His character in The Boogie Man Will Get You could easily be seen as a distillation of all those mad scientists he’d played: the kindly, genial and very absent minded eccentric mildly obsessed with his great experiment, and somewhat unconcerned about the pile of dead bodies building up in his basement. Such a nuisance, really. Or, as he notes in his records, “results negligible.”
It is also interesting to see Peter Lorre playing a nicely goofy character which shows the knack for comedy that he rarely got a chance to use. It always seems strange to me when I see those late career appearances he made on TV and movies as a horror icon where they would talk about how scary he was. The truth is that Peter was a great character actor who played an impressive number of roles over his career, mostly in crime and mystery film, and really didn’t star in that many horror films. He ended up in a few of AIP’s more comic ensemble Horror films, like The Raven and Comedy of Terrors in the Sixties, but I suspect that had more to do with his recognizable name, that silky accent, and his comic abilities than any idea he was a superstar of horror cinema.

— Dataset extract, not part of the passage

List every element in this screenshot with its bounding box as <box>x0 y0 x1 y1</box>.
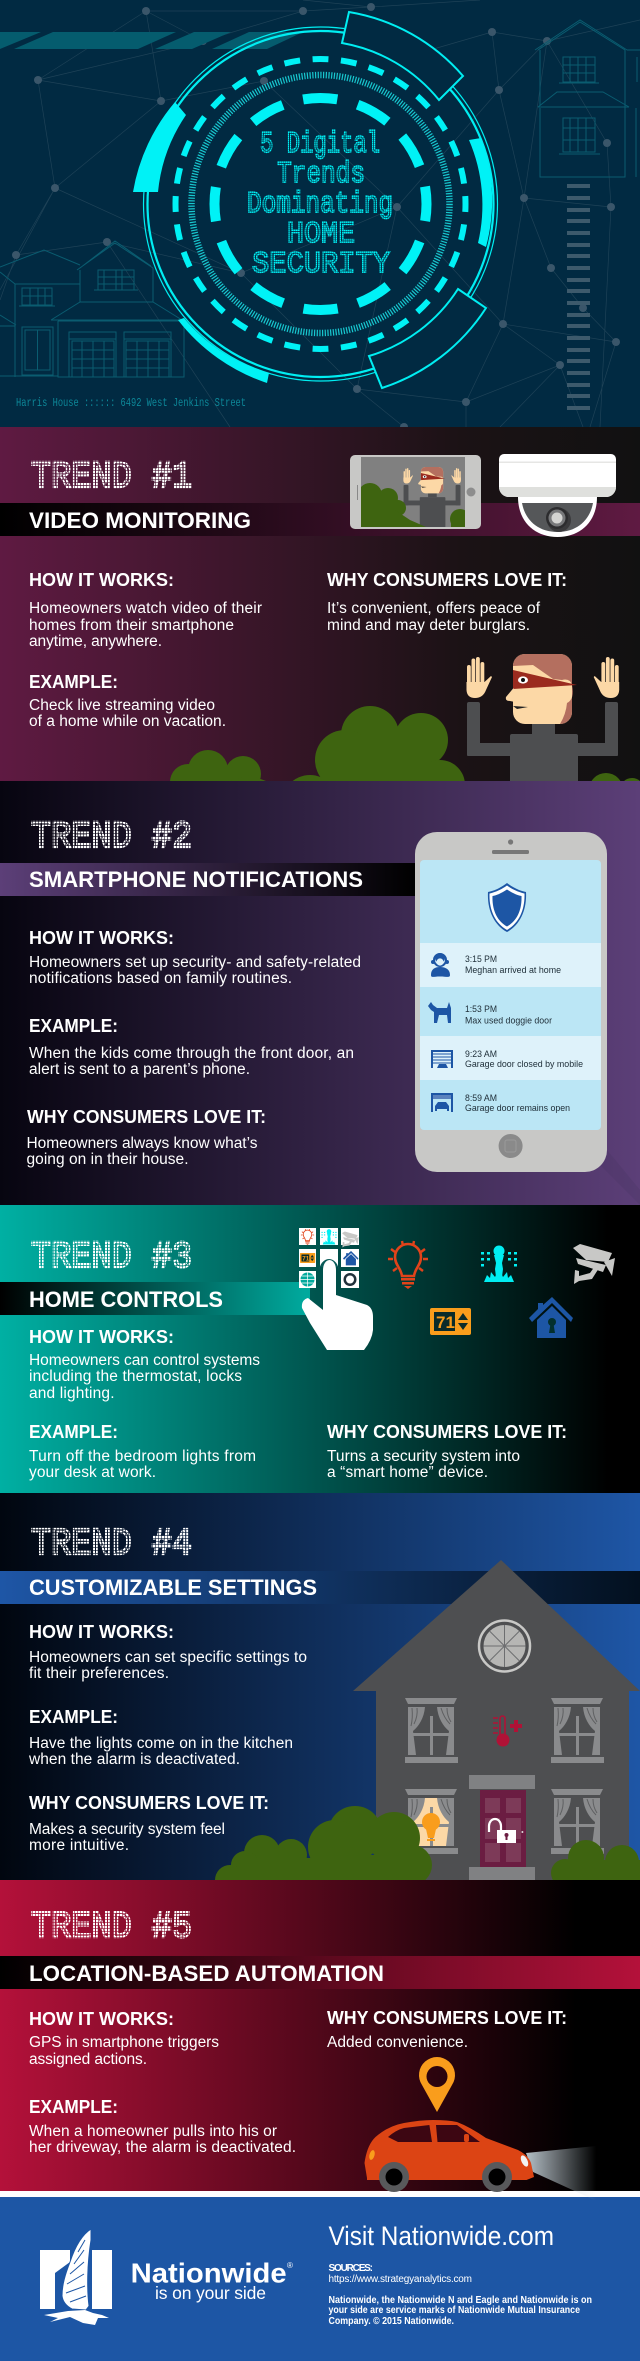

He seems to be enjoying himself in a very eccentric role as the local bigwig who has most of the important jobs in town — Doctor, Lawyer, Mayor, Sheriff, Coroner, Health Inspector — as well as a thriving hair restorer business — who goes around with a cat in his pocket (watching him stuff it in his pocket face first, I ended wondering whether you could get the Humane Society to sign off on this one these days). I’ll confess it might be easier to picture Kenny Delmar in the role instead, doing his Senator Claghorn character (the one Mel Blanc insists was not, I say, was not, the inspiration for Foghorn Leghorn), but the character does so many unpredictable things that it takes all of Peter’s skill to make it work.
The Boogie Man Will Get You is fairly typical of many of the horror comedies of the time: we have a recognizable horror star, a lot of absurd slapstick, a few interruptions of murder or weirdness in an attempt to justify the horror label, and a fairly scattershot approach, as if they hoped that throwing enough funny stuff into the mix would at least keep the audience laughing hard enough that they wouldn’t expect much more. It’s classic screwball comedy, really, with only a few nods to horror and just about anything else they could squeeze in, from the screaming ghost of Uncas to an elderly woman clucking like a chicken and ex-boxer “Slapsie” Maxie Rosenbloom as a shy powder-puff salesman. It isn’t one of the truly great screwball comedies, but it is short enough that it really doesn’t matter.
It is also worth noting that the War makes a brief appearance as well, as a pair of state cops are taken prisoner by an over-zealous sentry, and an escaped Italian agent arrives near the end with a backpack full of dynamite and a fuse he is far too ready to light.
And, of course, Boris’ plan involves trying to create the ultimate super-soldier who can wade right in and win this war almost on his own. If he can only get his process to work this time…
Oh, well, we can’t all be Dr. Abraham Erskine, right?